Paul Lachine

Fixing the Innovation Supply Chain

Just as individual innovators must challenge conventional wisdom, so companies must approach innovation in a new way – one that resembles the logic behind manufacturing supply chains. But innovation supply chains – where they exist – tend to be characterized by inefficiency, ambiguity, and self-defeating competition.

CAMBRIDGE – As a graduate student at MIT, I had the opportunity to work with Professors Robert Langer and Ram Sasisekharan in an environment rife with innovative thinking. We asked what could be possible, and were driven to pursue revolutionary technologies that were widely considered impossible. This experience instilled in me a simple but powerful credo: think big.

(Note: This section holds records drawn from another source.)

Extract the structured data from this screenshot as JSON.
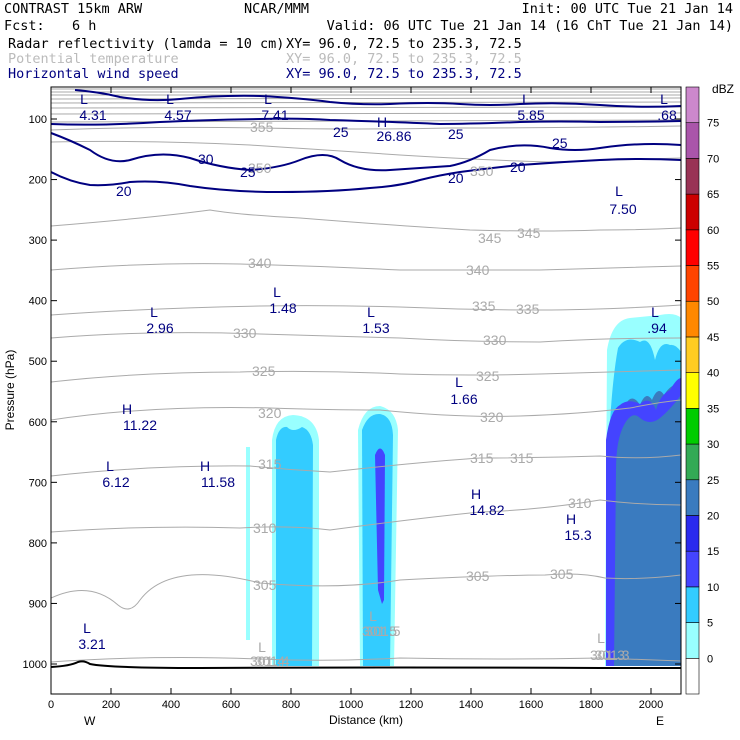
{
  "header": {
    "title": "CONTRAST 15km ARW",
    "center": "NCAR/MMM",
    "init": "Init: 00 UTC Tue 21 Jan 14",
    "fcst_label": "Fcst:",
    "fcst_value": "6 h",
    "valid": "Valid: 06 UTC Tue 21 Jan 14 (16 ChT Tue 21 Jan 14)"
  },
  "fields": [
    {
      "name": "Radar reflectivity (lamda = 10 cm)",
      "xy": "XY=  96.0, 72.5 to 235.3, 72.5",
      "color": "#000000"
    },
    {
      "name": "Potential temperature",
      "xy": "XY=  96.0, 72.5 to 235.3, 72.5",
      "color": "#bbbbbb"
    },
    {
      "name": "Horizontal wind speed",
      "xy": "XY=  96.0, 72.5 to 235.3, 72.5",
      "color": "#000080"
    }
  ],
  "chart_data": {
    "type": "cross-section",
    "xlabel": "Distance (km)",
    "ylabel": "Pressure (hPa)",
    "xlim": [
      0,
      2100
    ],
    "ylim": [
      1050,
      50
    ],
    "x_ticks": [
      "0",
      "200",
      "400",
      "600",
      "800",
      "1000",
      "1200",
      "1400",
      "1600",
      "1800",
      "2000"
    ],
    "y_ticks": [
      "100",
      "200",
      "300",
      "400",
      "500",
      "600",
      "700",
      "800",
      "900",
      "1000"
    ],
    "direction_labels": {
      "left": "W",
      "right": "E"
    },
    "colorbar": {
      "units": "dBZ",
      "levels": [
        "0",
        "5",
        "10",
        "15",
        "20",
        "25",
        "30",
        "35",
        "40",
        "45",
        "50",
        "55",
        "60",
        "65",
        "70",
        "75"
      ],
      "colors": [
        "#ffffff",
        "#99ffff",
        "#33ccff",
        "#4444ff",
        "#2a2aee",
        "#3a7bbf",
        "#33aa55",
        "#00cc00",
        "#ffff00",
        "#ffcc22",
        "#ff8800",
        "#ff4400",
        "#ff0000",
        "#cc0000",
        "#993355",
        "#aa55aa",
        "#cc88cc"
      ]
    },
    "reflectivity_cells": [
      {
        "x_range": [
          640,
          660
        ],
        "top_hPa": 650,
        "max_dBZ": 5
      },
      {
        "x_range": [
          740,
          890
        ],
        "top_hPa": 590,
        "max_dBZ": 10
      },
      {
        "x_range": [
          1030,
          1140
        ],
        "top_hPa": 580,
        "max_dBZ": 15
      },
      {
        "x_range": [
          1840,
          2100
        ],
        "top_hPa": 430,
        "max_dBZ": 20
      }
    ],
    "theta_contours": {
      "color": "#aaaaaa",
      "labels": [
        "301.4",
        "301.5",
        "301.3",
        "305",
        "305",
        "305",
        "310",
        "310",
        "315",
        "315",
        "315",
        "320",
        "320",
        "325",
        "325",
        "330",
        "330",
        "335",
        "335",
        "340",
        "340",
        "345",
        "345",
        "350",
        "350",
        "355"
      ]
    },
    "wind_contours": {
      "color": "#000080",
      "labels": [
        "20",
        "20",
        "20",
        "25",
        "25",
        "25",
        "25",
        "30"
      ]
    },
    "extrema": [
      {
        "type": "L",
        "value": "4.31"
      },
      {
        "type": "L",
        "value": "4.57"
      },
      {
        "type": "L",
        "value": "7.41"
      },
      {
        "type": "H",
        "value": "26.86"
      },
      {
        "type": "L",
        "value": "5.85"
      },
      {
        "type": "L",
        "value": ".68"
      },
      {
        "type": "L",
        "value": "7.50"
      },
      {
        "type": "L",
        "value": "2.96"
      },
      {
        "type": "L",
        "value": "1.48"
      },
      {
        "type": "L",
        "value": "1.53"
      },
      {
        "type": "L",
        "value": ".94"
      },
      {
        "type": "L",
        "value": "1.66"
      },
      {
        "type": "H",
        "value": "11.22"
      },
      {
        "type": "L",
        "value": "6.12"
      },
      {
        "type": "H",
        "value": "11.58"
      },
      {
        "type": "H",
        "value": "14.82"
      },
      {
        "type": "H",
        "value": "15.3"
      },
      {
        "type": "L",
        "value": "3.21"
      },
      {
        "type": "L",
        "value": "301.4"
      },
      {
        "type": "L",
        "value": "301.5"
      },
      {
        "type": "L",
        "value": "301.3"
      }
    ]
  }
}
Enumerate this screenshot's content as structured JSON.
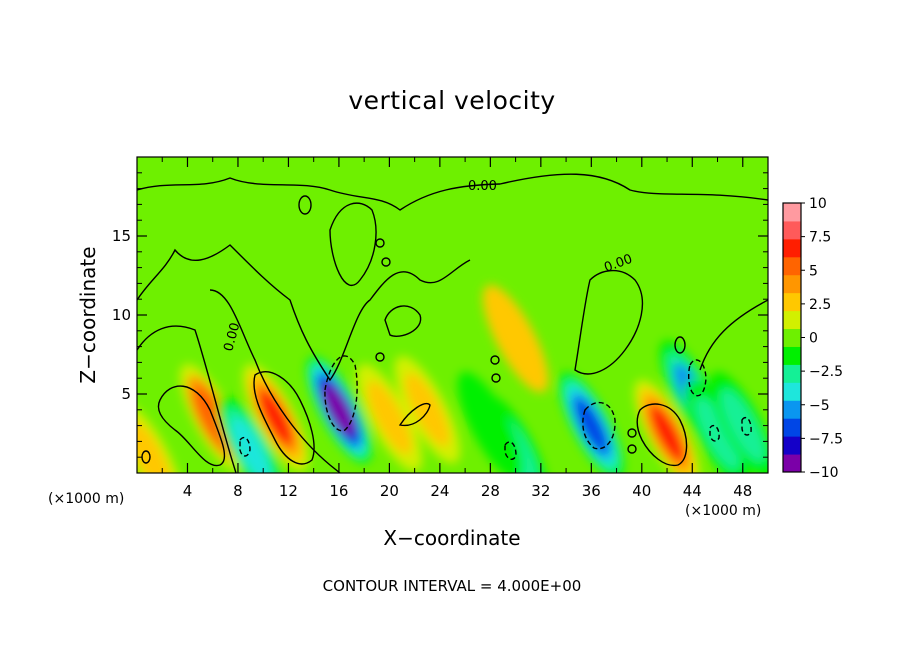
{
  "chart_data": {
    "type": "heatmap",
    "title": "vertical velocity",
    "xlabel": "X−coordinate",
    "ylabel": "Z−coordinate",
    "x_unit_label": "(×1000 m)",
    "contour_interval_text": "CONTOUR INTERVAL = 4.000E+00",
    "contour_label": "0.00",
    "xlim": [
      0,
      50
    ],
    "ylim": [
      0,
      20
    ],
    "x_ticks": [
      4,
      8,
      12,
      16,
      20,
      24,
      28,
      32,
      36,
      40,
      44,
      48
    ],
    "y_ticks": [
      5,
      10,
      15
    ],
    "colorbar": {
      "min": -10,
      "max": 10,
      "tick_labels": [
        "10",
        "7.5",
        "5",
        "2.5",
        "0",
        "−2.5",
        "−5",
        "−7.5",
        "−10"
      ],
      "tick_values": [
        10,
        7.5,
        5,
        2.5,
        0,
        -2.5,
        -5,
        -7.5,
        -10
      ],
      "colors": [
        "#7b00a8",
        "#1400c8",
        "#0046e6",
        "#0a96f0",
        "#1ee6dc",
        "#14f096",
        "#00f000",
        "#6ef000",
        "#d2f000",
        "#ffc800",
        "#ff9600",
        "#ff6400",
        "#ff1e00",
        "#ff5a5a",
        "#ff9aa0"
      ]
    },
    "features": [
      {
        "kind": "updraft",
        "x": 1,
        "z": 1.0,
        "value": 3
      },
      {
        "kind": "updraft",
        "x": 6,
        "z": 3.5,
        "value": 5
      },
      {
        "kind": "updraft",
        "x": 11,
        "z": 3.5,
        "value": 6
      },
      {
        "kind": "updraft",
        "x": 20,
        "z": 3.5,
        "value": 3
      },
      {
        "kind": "updraft",
        "x": 23,
        "z": 4.0,
        "value": 3
      },
      {
        "kind": "updraft",
        "x": 42,
        "z": 2.5,
        "value": 6
      },
      {
        "kind": "updraft",
        "x": 30,
        "z": 8.5,
        "value": 2
      },
      {
        "kind": "downdraft",
        "x": 16,
        "z": 4.0,
        "value": -10
      },
      {
        "kind": "downdraft",
        "x": 36,
        "z": 3.0,
        "value": -7
      },
      {
        "kind": "downdraft",
        "x": 44,
        "z": 5.0,
        "value": -5
      },
      {
        "kind": "downdraft",
        "x": 9,
        "z": 1.5,
        "value": -4
      },
      {
        "kind": "downdraft",
        "x": 30,
        "z": 1.5,
        "value": -3
      },
      {
        "kind": "downdraft",
        "x": 46,
        "z": 2.5,
        "value": -3
      },
      {
        "kind": "downdraft",
        "x": 48,
        "z": 3.0,
        "value": -3
      },
      {
        "kind": "downdraft",
        "x": 28,
        "z": 3.0,
        "value": -2
      }
    ]
  }
}
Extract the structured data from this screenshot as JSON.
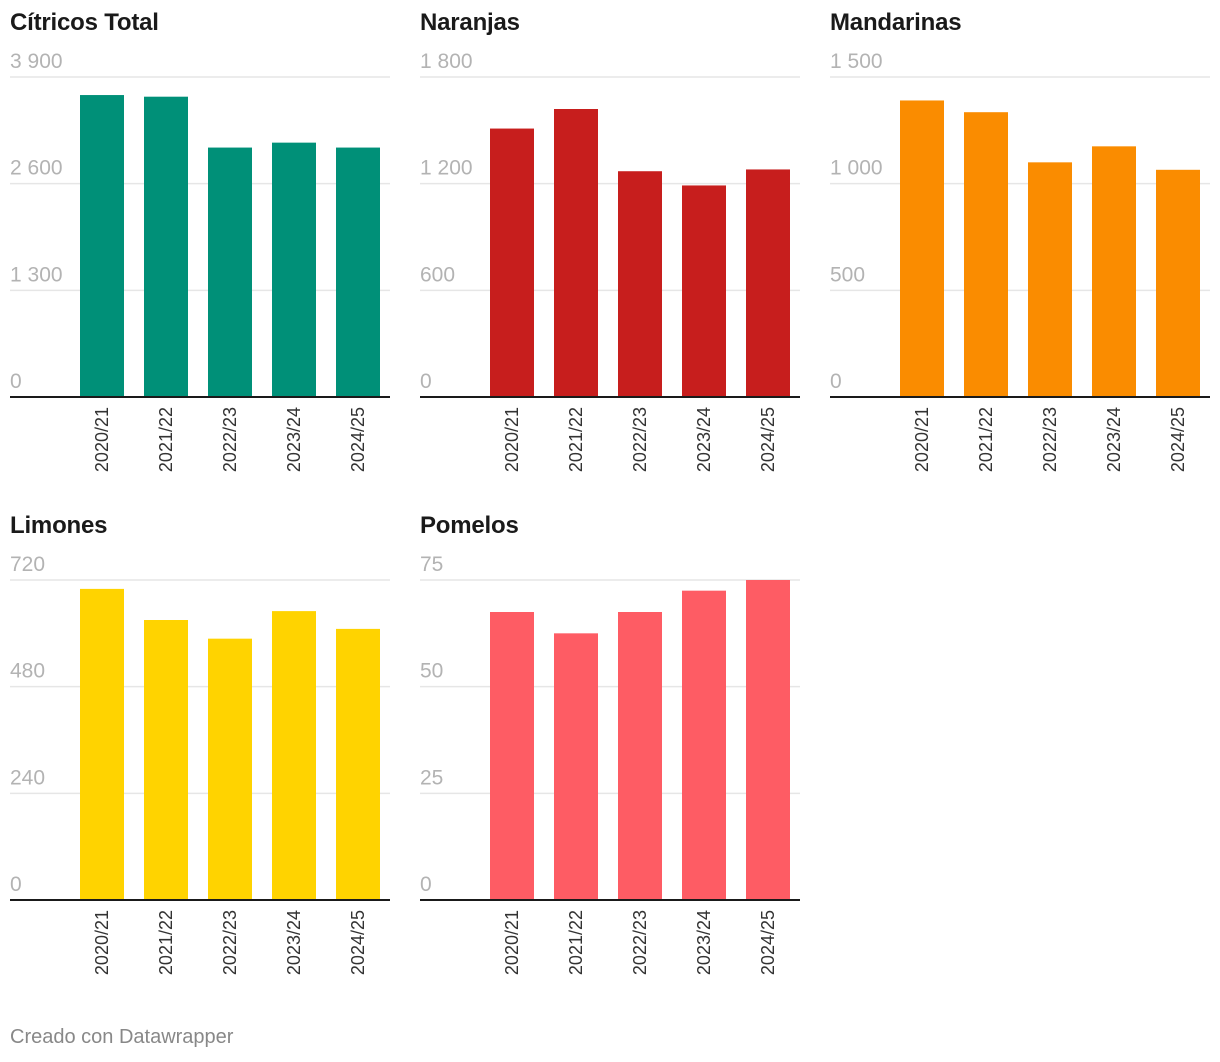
{
  "footer": "Creado con Datawrapper",
  "chart_data": [
    {
      "type": "bar",
      "title": "Cítricos Total",
      "color": "#009078",
      "categories": [
        "2020/21",
        "2021/22",
        "2022/23",
        "2023/24",
        "2024/25"
      ],
      "values": [
        3680,
        3660,
        3040,
        3100,
        3040
      ],
      "ylim": [
        0,
        3900
      ],
      "ticks": [
        0,
        1300,
        2600,
        3900
      ],
      "tick_labels": [
        "0",
        "1 300",
        "2 600",
        "3 900"
      ]
    },
    {
      "type": "bar",
      "title": "Naranjas",
      "color": "#c71e1d",
      "categories": [
        "2020/21",
        "2021/22",
        "2022/23",
        "2023/24",
        "2024/25"
      ],
      "values": [
        1510,
        1620,
        1270,
        1190,
        1280
      ],
      "ylim": [
        0,
        1800
      ],
      "ticks": [
        0,
        600,
        1200,
        1800
      ],
      "tick_labels": [
        "0",
        "600",
        "1 200",
        "1 800"
      ]
    },
    {
      "type": "bar",
      "title": "Mandarinas",
      "color": "#fa8c00",
      "categories": [
        "2020/21",
        "2021/22",
        "2022/23",
        "2023/24",
        "2024/25"
      ],
      "values": [
        1390,
        1335,
        1100,
        1175,
        1065
      ],
      "ylim": [
        0,
        1500
      ],
      "ticks": [
        0,
        500,
        1000,
        1500
      ],
      "tick_labels": [
        "0",
        "500",
        "1 000",
        "1 500"
      ]
    },
    {
      "type": "bar",
      "title": "Limones",
      "color": "#ffd300",
      "categories": [
        "2020/21",
        "2021/22",
        "2022/23",
        "2023/24",
        "2024/25"
      ],
      "values": [
        700,
        630,
        588,
        650,
        610
      ],
      "ylim": [
        0,
        720
      ],
      "ticks": [
        0,
        240,
        480,
        720
      ],
      "tick_labels": [
        "0",
        "240",
        "480",
        "720"
      ]
    },
    {
      "type": "bar",
      "title": "Pomelos",
      "color": "#fe5c64",
      "categories": [
        "2020/21",
        "2021/22",
        "2022/23",
        "2023/24",
        "2024/25"
      ],
      "values": [
        67.5,
        62.5,
        67.5,
        72.5,
        75
      ],
      "ylim": [
        0,
        75
      ],
      "ticks": [
        0,
        25,
        50,
        75
      ],
      "tick_labels": [
        "0",
        "25",
        "50",
        "75"
      ]
    }
  ]
}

Innovation is difficult. If one is willing to traverse the boundary of the unknown, one should pursue the course that promises the greatest potential impact. In exploring a wide range of subjects – energy, agriculture, medicine, and more – one approach has, in my experience, emerged as the most effective: begin with the end in mind. By identifying the problems and envisioning the preferred solution, one can define the set of constraints into which technological innovation fits, and establish a clear, albeit often difficult, path to its realization.

A fundamental requirement of this approach is an open mind, unconstrained by the subject’s idiosyncratic dogma. Those who are immersed in a field have an established view of what is possible, based on some combination of previous successes, citation bias, current limits of knowledge, and truth – and it is often difficult to distinguish these sources. But the newcomer asking the most basic questions begins to notice logical inconsistencies, from which the real constraints on solutions and technological limits arise.